Bin packing with fixed number of bins of varying capacities and item-to-bin compatibility constraints


Problem: I have come across a problem similar to bin packing that I am unable to solve using any techniques that I have seen for solving bin packing or any of its variations. The problem is as follows:

  • Given a list of n items and a set of m bins of varying capacities (k0, k1, …, kk-1), where each item can only be placed into a specific subset of bins, find the distribution that results in the most number of items being placed into bins.

Example: To give an example, imagine I have 3 bins (bin 0 with capacity 2, bin 1 with capacity 2, and bin 2 with capacity 1) and a list of 6 items. The first two items in the list can fit into bin 0 and bin 1. The next two items can only fit into bin 0, and the last item can only fit into bin 2. If I iterate through the list of items and then buckets sequentially, I will end up putting the first two items into bin 0, the third item nowhere, the fourth item nowhere, and the fifth item into bin 2. This is not optimal as I could have placed the first two items into bin 1, then the next two into bin 0, and finally the last item into bin 2.

What I’ve found so far:

I have found that simply sorting the bins by capacity or sorting the items by the number of bins they can go into does not work. Also, I have found someone with a similar problem (here, but in this case the OP is looking for an algorithm that minimizes the number of bins in each class, where I have a fixed number of bins that is known before the algorithm runs.

Also, I have found literature regarding bin packing with item-to-item incompatibility and tried modeling the problem as such, but I do not believe that is the correct solution as it runs into problems when deciding whether items that have only some bins in common are compatible. I believe a similar logic can be applied to bin-packing with compatible categories (see research paper here), but there may be some clever way to frame the problem so that these solutions work.
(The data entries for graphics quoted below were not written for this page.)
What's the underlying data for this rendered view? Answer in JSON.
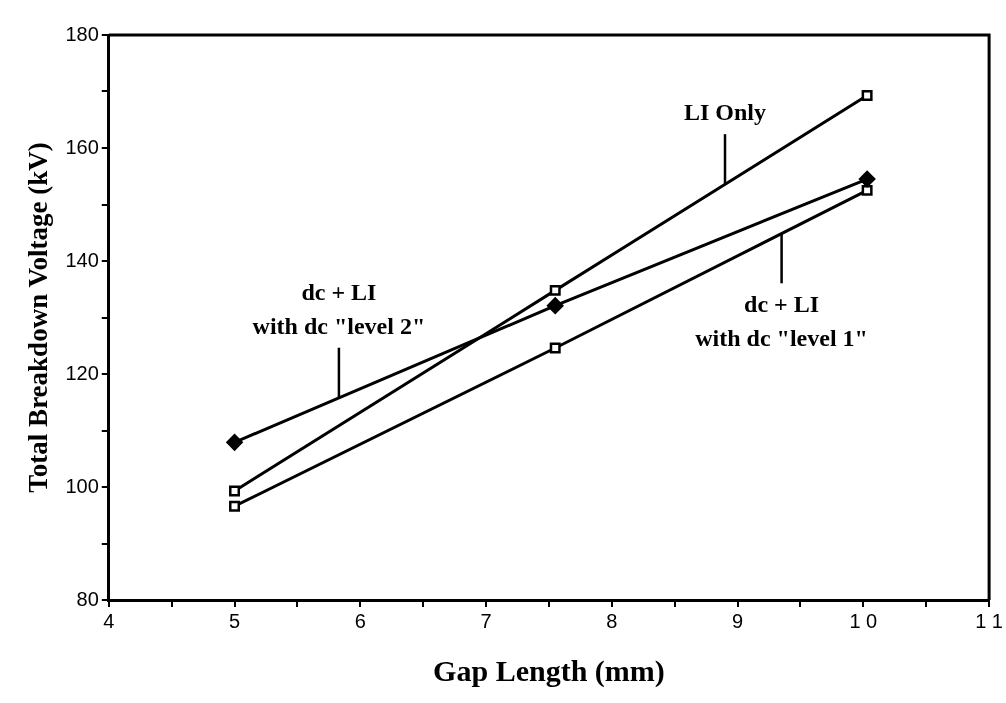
{
  "chart_data": {
    "type": "line",
    "xlabel": "Gap Length (mm)",
    "ylabel": "Total Breakdown Voltage (kV)",
    "xlim": [
      4,
      11
    ],
    "xticks": [
      4,
      {
        "value": 4.5,
        "label": null
      },
      5,
      {
        "value": 5.5,
        "label": null
      },
      6,
      {
        "value": 6.5,
        "label": null
      },
      7,
      {
        "value": 7.5,
        "label": null
      },
      8,
      {
        "value": 8.5,
        "label": null
      },
      9,
      {
        "value": 9.5,
        "label": null
      },
      {
        "value": 10,
        "label": "1 0"
      },
      {
        "value": 10.5,
        "label": null
      },
      {
        "value": 11,
        "label": "1 1"
      }
    ],
    "ylim": [
      80,
      180
    ],
    "yticks": [
      80,
      {
        "value": 90,
        "label": null
      },
      100,
      {
        "value": 110,
        "label": null
      },
      120,
      {
        "value": 130,
        "label": null
      },
      140,
      {
        "value": 150,
        "label": null
      },
      160,
      {
        "value": 170,
        "label": null
      },
      180
    ],
    "grid": false,
    "legend": false,
    "line_style": "solid",
    "series": [
      {
        "color": "#000000",
        "marker": "square",
        "x": [
          5,
          7.55,
          10.03
        ],
        "values": [
          99.3,
          134.8,
          169.3
        ]
      },
      {
        "color": "#000000",
        "marker": "diamond",
        "x": [
          5,
          7.55,
          10.03
        ],
        "values": [
          107.9,
          132.1,
          154.5
        ]
      },
      {
        "color": "#000000",
        "marker": "square",
        "x": [
          5,
          7.55,
          10.03
        ],
        "values": [
          96.6,
          124.6,
          152.5
        ]
      }
    ],
    "annotations": [
      {
        "text": "LI Only",
        "x": 8.9,
        "y": 153.6
      },
      {
        "text": "dc + LI\nwith dc \"level 2\"",
        "x": 5.83,
        "y": 115.8
      },
      {
        "text": "dc + LI\nwith dc \"level 1\"",
        "x": 9.35,
        "y": 144.9
      }
    ]
  }
}
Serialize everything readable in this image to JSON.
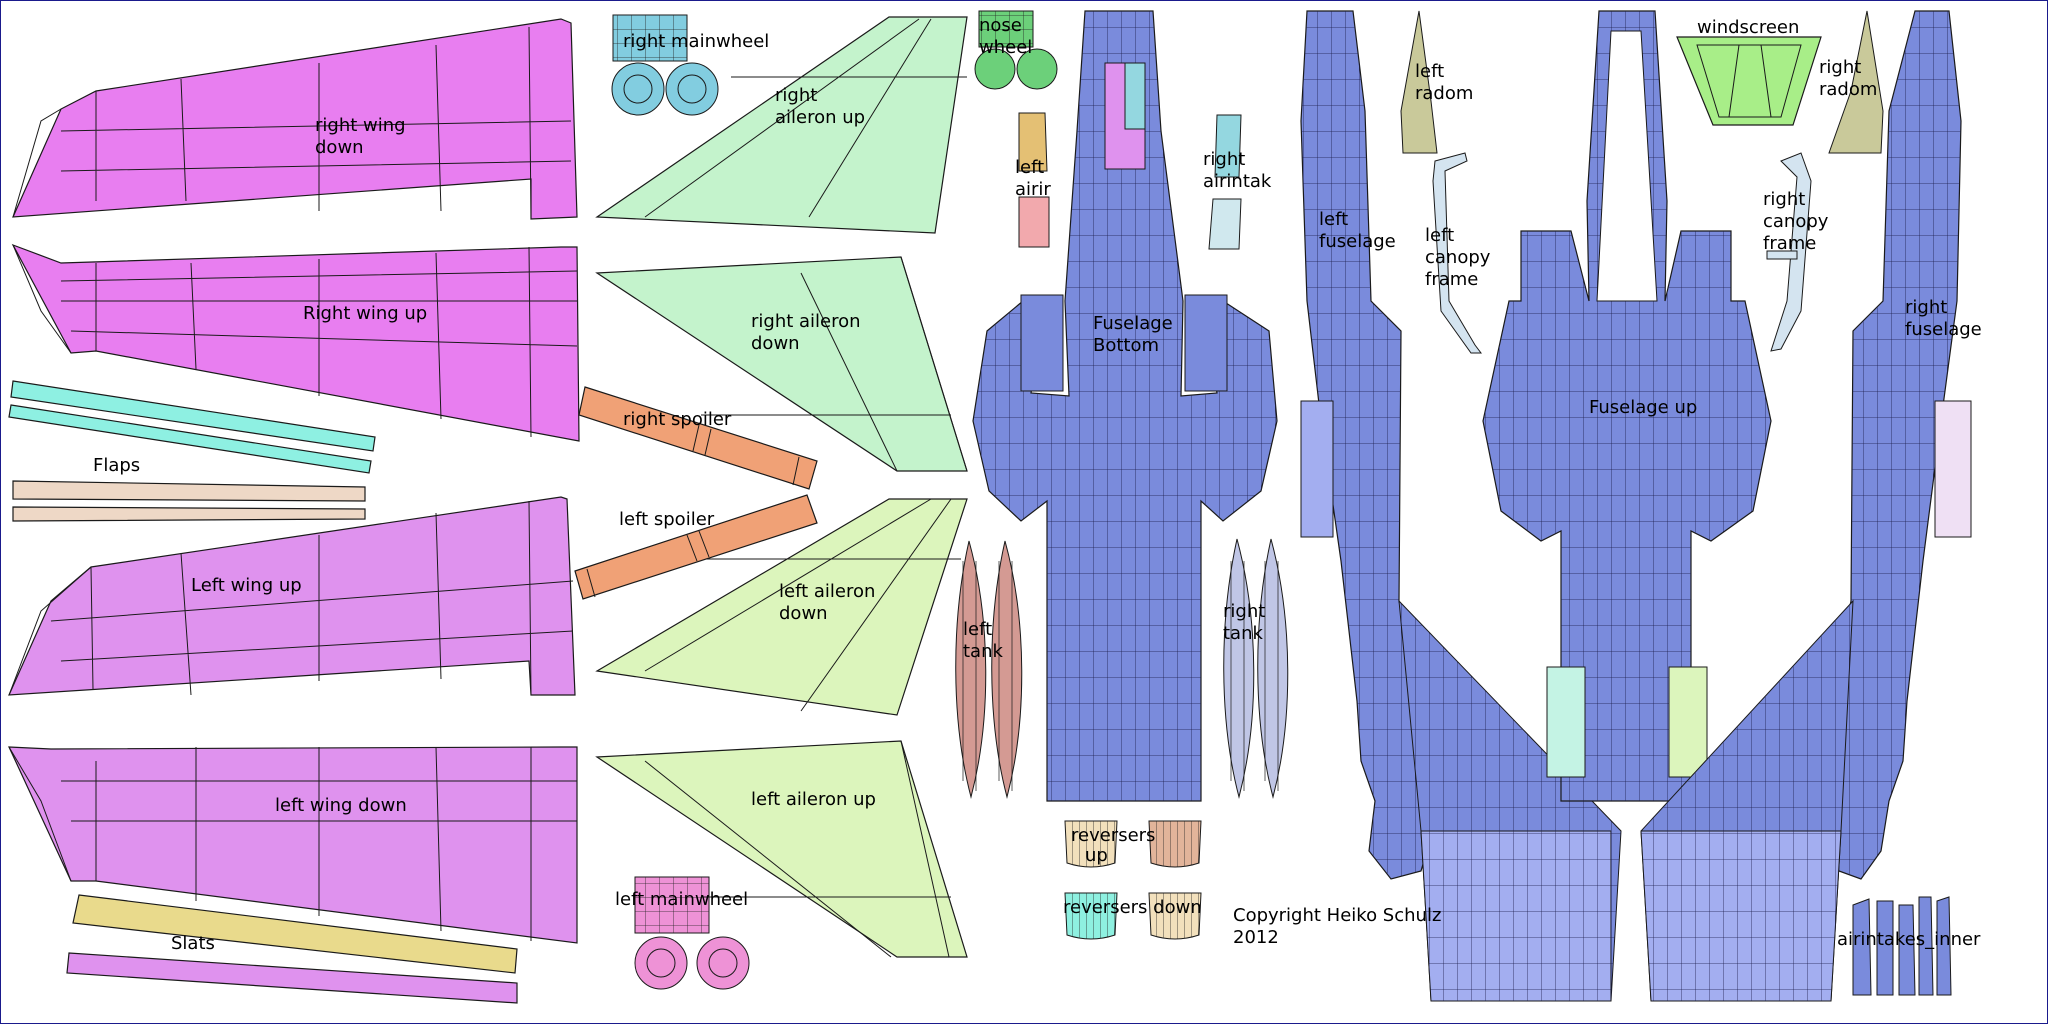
{
  "labels": {
    "right_mainwheel": "right mainwheel",
    "nose_wheel_1": "nose",
    "nose_wheel_2": "wheel",
    "right_aileron_up_1": "right",
    "right_aileron_up_2": "aileron up",
    "right_wing_down_1": "right wing",
    "right_wing_down_2": "down",
    "right_wing_up": "Right wing up",
    "right_aileron_down_1": "right aileron",
    "right_aileron_down_2": "down",
    "right_spoiler": "right spoiler",
    "left_spoiler": "left spoiler",
    "flaps": "Flaps",
    "left_wing_up": "Left wing up",
    "left_aileron_down_1": "left aileron",
    "left_aileron_down_2": "down",
    "left_wing_down": "left wing down",
    "left_aileron_up": "left aileron up",
    "left_mainwheel": "left mainwheel",
    "slats": "Slats",
    "left_airintake_1": "left",
    "left_airintake_2": "airir",
    "right_airintake_1": "right",
    "right_airintake_2": "airintak",
    "fuselage_bottom_1": "Fuselage",
    "fuselage_bottom_2": "Bottom",
    "left_tank_1": "left",
    "left_tank_2": "tank",
    "right_tank_1": "right",
    "right_tank_2": "tank",
    "reversers_up_1": "reversers",
    "reversers_up_2": "up",
    "reversers_down": "reversers down",
    "copyright_1": "Copyright Heiko Schulz",
    "copyright_2": "2012",
    "left_fuselage_1": "left",
    "left_fuselage_2": "fuselage",
    "left_radom_1": "left",
    "left_radom_2": "radom",
    "left_canopy_1": "left",
    "left_canopy_2": "canopy",
    "left_canopy_3": "frame",
    "windscreen": "windscreen",
    "right_radom_1": "right",
    "right_radom_2": "radom",
    "right_canopy_1": "right",
    "right_canopy_2": "canopy",
    "right_canopy_3": "frame",
    "right_fuselage_1": "right",
    "right_fuselage_2": "fuselage",
    "fuselage_up": "Fuselage up",
    "airintakes_inner": "airintakes_inner"
  },
  "colors": {
    "wing_right": "#e87ef0",
    "wing_left": "#df92ee",
    "aileron_right": "#c4f3cc",
    "aileron_left": "#dcf5bc",
    "spoiler": "#f0a176",
    "flaps_cyan": "#8ef0e2",
    "flaps_tan": "#eed8c6",
    "slats_yellow": "#e9da8c",
    "slats_pink": "#df92ee",
    "wheel_blue": "#82cde0",
    "wheel_green": "#6cd07a",
    "wheel_pink": "#ee92d6",
    "fuselage": "#7a8bdc",
    "fuselage_light": "#a3aef0",
    "tank_left": "#d49a93",
    "tank_right": "#c0c6e6",
    "windscreen": "#a8ee88",
    "radom": "#c9c99a",
    "canopy": "#d4e4f0",
    "intake_left": "#e4c074",
    "intake_pink": "#f2a9ad",
    "intake_cyan": "#94d7e0",
    "reverser_tan": "#f2e0bc",
    "reverser_brown": "#e2b49a",
    "reverser_cyan": "#8ef0e0",
    "outline": "#1a1a1a"
  }
}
Basically, I was wondering if anyone could provide some guidance as to how to approach this problem or if there are any techniques for similar problems that can be used to approach this one.


Solution

  • Turn this into a graph theory problem.

    Make a graph with a node for every item and every bin.

    Make an arc from every item to every bin that can take it. The capacity of these arcs is infinite (or can be modeled as the capacity of the bin they point at).

    Make a source node with an arc to every item. The capacity of these arcs is equal to the number of items.

    Make a sink node with an arc from every bin into it. The capacity of these arcs is equal to the capacity of the bins.

    Now, use the max-flow-min-cut algorithm to find the maximum flow through the network. The capacity used by arcs between items & bins in the solution you find is the allocation you're looking for.